Natürlich musste der 911 nicht nur sauberer und sparsamer werden, sondern auch stärker und schneller. So leistet die bislang einzige Motorvariante, der Carrera S, 450 PS (+30 PS). Den Sprint auf 100 km/h schafft das Cabrio in 3,7 Sekunden, mit Allradantrieb sogar noch 0,1 Sekunden schneller. Während der reine Hecktriebler noch etwas agiler wirkt, erfreut der Allradantrieb im Carrera 4S mit deutlich höherer Fahrstabilität und sehr feinfühliger Kraftverteilung.

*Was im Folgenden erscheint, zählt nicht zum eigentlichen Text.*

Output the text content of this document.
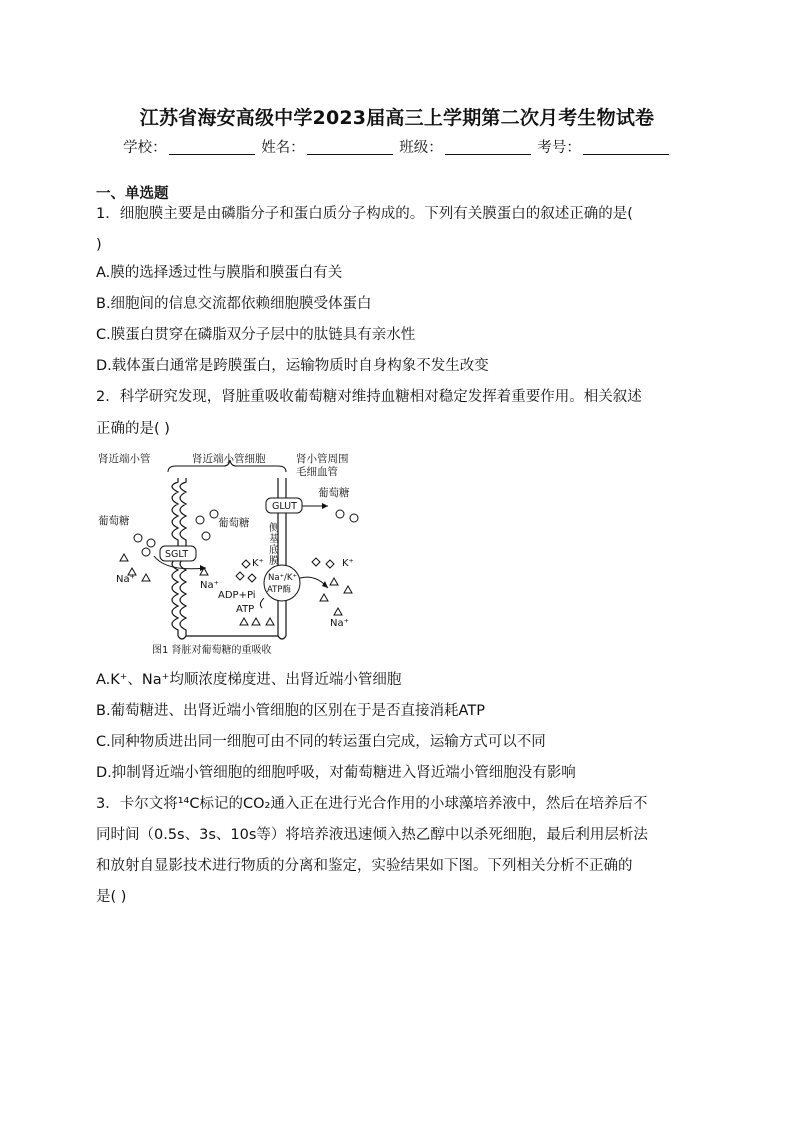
江苏省海安高级中学2023届高三上学期第二次月考生物试卷
学校：	姓名：	班级：	考号：
一、单选题
1．细胞膜主要是由磷脂分子和蛋白质分子构成的。下列有关膜蛋白的叙述正确的是(
)
A.膜的选择透过性与膜脂和膜蛋白有关
B.细胞间的信息交流都依赖细胞膜受体蛋白
C.膜蛋白贯穿在磷脂双分子层中的肽链具有亲水性
D.载体蛋白通常是跨膜蛋白，运输物质时自身构象不发生改变
2．科学研究发现，肾脏重吸收葡萄糖对维持血糖相对稳定发挥着重要作用。相关叙述
正确的是( )
肾近端小管	肾近端小管细胞	肾小管周围
毛细血管
侧基底膜
GLUT
葡萄糖
葡萄糖	葡萄糖
SGLT
Na⁺
Na⁺
K⁺
Na⁺/K⁺
ATP酶
ADP+Pi
ATP
K⁺
Na⁺
图1 肾脏对葡萄糖的重吸收
A.K⁺、Na⁺均顺浓度梯度进、出肾近端小管细胞
B.葡萄糖进、出肾近端小管细胞的区别在于是否直接消耗ATP
C.同种物质进出同一细胞可由不同的转运蛋白完成，运输方式可以不同
D.抑制肾近端小管细胞的细胞呼吸，对葡萄糖进入肾近端小管细胞没有影响
3．卡尔文将¹⁴C标记的CO₂通入正在进行光合作用的小球藻培养液中，然后在培养后不
同时间（0.5s、3s、10s等）将培养液迅速倾入热乙醇中以杀死细胞，最后利用层析法
和放射自显影技术进行物质的分离和鉴定，实验结果如下图。下列相关分析不正确的
是( )
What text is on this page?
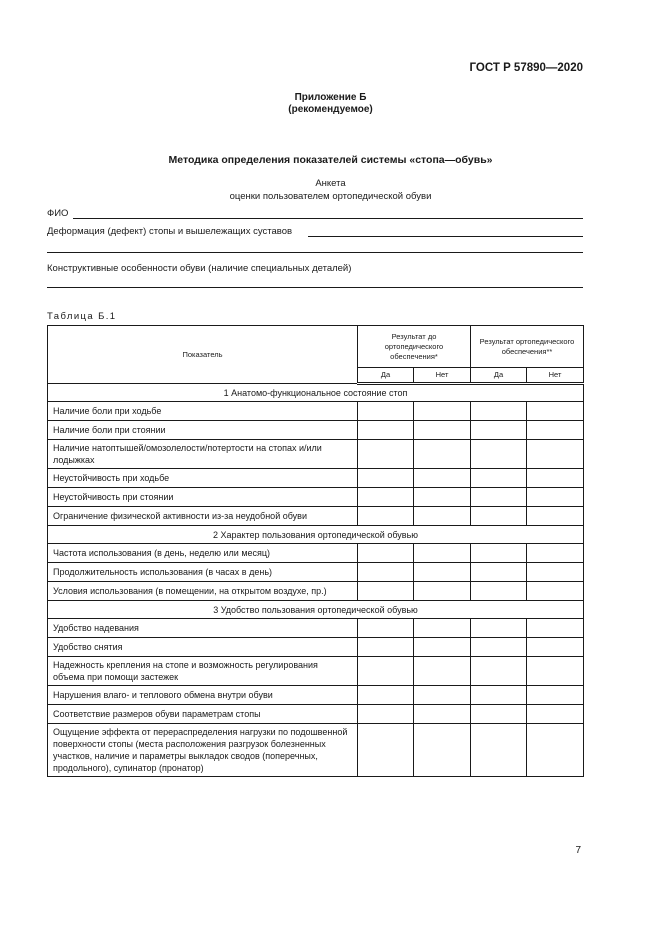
ГОСТ Р 57890—2020
Приложение Б
(рекомендуемое)
Методика определения показателей системы «стопа—обувь»
Анкета
оценки пользователем ортопедической обуви
ФИО
Деформация (дефект) стопы и вышележащих суставов
Конструктивные особенности обуви (наличие специальных деталей)
Таблица Б.1
Показатель	Результат до ортопедического обеспечения*		Результат ортопедического обеспечения**	
	Да	Нет	Да	Нет
1 Анатомо-функциональное состояние стоп				
Наличие боли при ходьбе				
Наличие боли при стоянии				
Наличие натоптышей/омозолелости/потертости на стопах и/или лодыжках				
Неустойчивость при ходьбе				
Неустойчивость при стоянии				
Ограничение физической активности из-за неудобной обуви				
2 Характер пользования ортопедической обувью				
Частота использования (в день, неделю или месяц)				
Продолжительность использования (в часах в день)				
Условия использования (в помещении, на открытом воздухе, пр.)				
3 Удобство пользования ортопедической обувью				
Удобство надевания				
Удобство снятия				
Надежность крепления на стопе и возможность регулирования объема при помощи застежек				
Нарушения влаго- и теплового обмена внутри обуви				
Соответствие размеров обуви параметрам стопы				
Ощущение эффекта от перераспределения нагрузки по подошвенной поверхности стопы (места расположения разгрузок болезненных участков, наличие и параметры выкладок сводов (поперечных, продольного), супинатор (пронатор)				
7
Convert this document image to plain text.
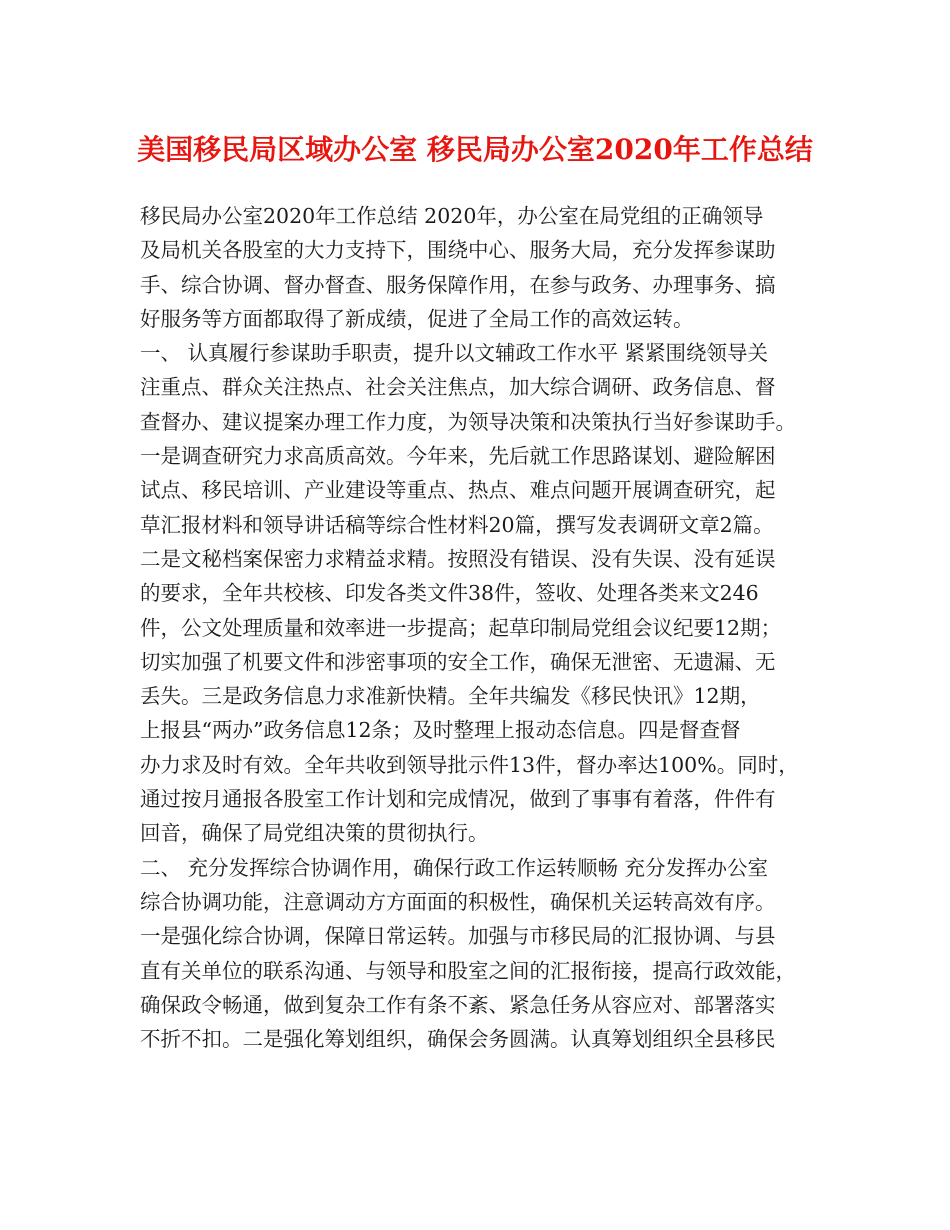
美国移民局区域办公室 移民局办公室2020年工作总结
移民局办公室2020年工作总结 2020年，办公室在局党组的正确领导
及局机关各股室的大力支持下，围绕中心、服务大局，充分发挥参谋助
手、综合协调、督办督查、服务保障作用，在参与政务、办理事务、搞
好服务等方面都取得了新成绩，促进了全局工作的高效运转。
一、 认真履行参谋助手职责，提升以文辅政工作水平 紧紧围绕领导关
注重点、群众关注热点、社会关注焦点，加大综合调研、政务信息、督
查督办、建议提案办理工作力度，为领导决策和决策执行当好参谋助手。
一是调查研究力求高质高效。今年来，先后就工作思路谋划、避险解困
试点、移民培训、产业建设等重点、热点、难点问题开展调查研究，起
草汇报材料和领导讲话稿等综合性材料20篇，撰写发表调研文章2篇。
二是文秘档案保密力求精益求精。按照没有错误、没有失误、没有延误
的要求，全年共校核、印发各类文件38件，签收、处理各类来文246
件，公文处理质量和效率进一步提高；起草印制局党组会议纪要12期；
切实加强了机要文件和涉密事项的安全工作，确保无泄密、无遗漏、无
丢失。三是政务信息力求准新快精。全年共编发《移民快讯》12期，
上报县“两办”政务信息12条；及时整理上报动态信息。四是督查督
办力求及时有效。全年共收到领导批示件13件，督办率达100%。同时，
通过按月通报各股室工作计划和完成情况，做到了事事有着落，件件有
回音，确保了局党组决策的贯彻执行。
二、 充分发挥综合协调作用，确保行政工作运转顺畅 充分发挥办公室
综合协调功能，注意调动方方面面的积极性，确保机关运转高效有序。
一是强化综合协调，保障日常运转。加强与市移民局的汇报协调、与县
直有关单位的联系沟通、与领导和股室之间的汇报衔接，提高行政效能，
确保政令畅通，做到复杂工作有条不紊、紧急任务从容应对、部署落实
不折不扣。二是强化筹划组织，确保会务圆满。认真筹划组织全县移民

Bei regennasser oder schneebedeckter Fahrbahn ist das ein Vorteil, wer das Cabrio nur an Sonnentagen ausfährt, kann auf den Mehrpreis von gut 10 000 Franken für die Allrad-Variante verzichten. Doch auch als Cabrio ist der 911 alles andere als eine Sportwagen-Diva, die nur bei speziellen Gelegenheiten gefahren werden will. Auch bei geöffnetem Dach bleibt es im Innenraum verhältnismässig windstill. Ist das Dach geschlossen, sind kaum Unterschiede zu einem Coupé feststellbar. Sowohl Federung als auch Geräuschdämmung sind absolut langstreckentauglich, sodass man das 911 Cabriolet auch im Alltag stressfrei bewegen kann. Laut Werk sogar mit nur 9,1 l/100 km. Einziger Haken am Multitalent unter den Sportwagen: der Preis. Mit 175 600 Franken ist das Carrera S Cabrio 18 900 Franken teurer als das Coupé. Wer noch die empfehlenswerte Allradlenkung und Allradantrieb mitbestellt, wird kaum unter 200 000 Franken bleiben.